Pizotifen, Cyproheptadine, and Loxapine Restore ATP Levels and Block Caspase Activation in STHdhQ111/Q111 Cells During Serum Withdrawal

Three top hits were selected for further study. As shown in Figure 1B, these drugs restored ATP levels in STHdhQ111/Q111 cells after serum withdrawal in a dose-dependent manner. The STHdhQ111/Q111 cells have significantly higher caspase-3/7 activity after 24 hours of serum withdrawal compared to the STHdhQ7/Q7 cells or compared to STHdhQ111/Q111 cells in serum (Figure 1C). We observed a slight increase in caspase activity in STHdhQ7/Q7 cells after serum withdrawal, but this was not significant. Caspase activation in the STHdhQ111/Q111 cells was significantly blocked by the addition of the pizotifen, cyproheptadine, or loxapine in a dose-dependent manner (Figure 1D, compound structures 1E).

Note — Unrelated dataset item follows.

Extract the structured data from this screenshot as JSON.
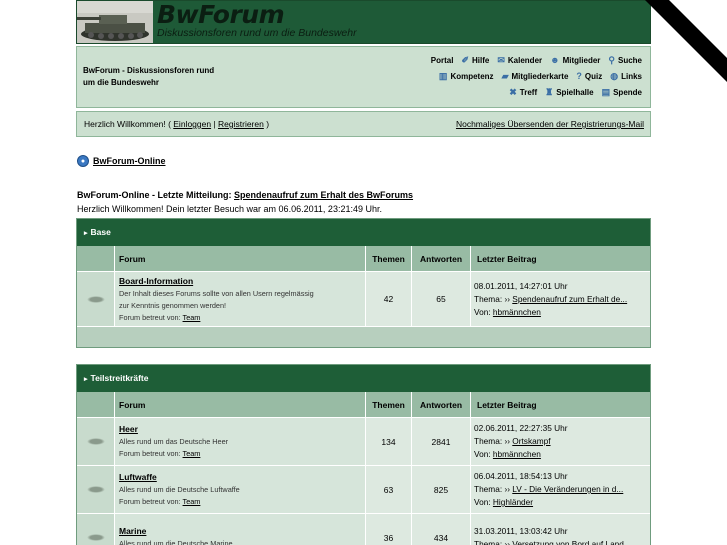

Addition of pizotifen, cyproheptadine, or loxapine to the STHdhQ7/Q7 cells after serum withdrawal had no effect on ATP levels, indicating that the drugs do not have a general effect on viability but rather correct a deficit specific to the STHdhQ111/Q111 cells (Figure 2A). This activity also appears to be specific to STHdhQ111/Q111 cells challenged with serum withdrawal since the addition of the compound pizotifen to the STHdhQ111/Q111 cells in serum had no effect on ATP levels (Figure 2B). Treating the cells with combinations of pizotifen, cyproheptadine, and loxapine did not further increase ATP levels in a synergistic manner.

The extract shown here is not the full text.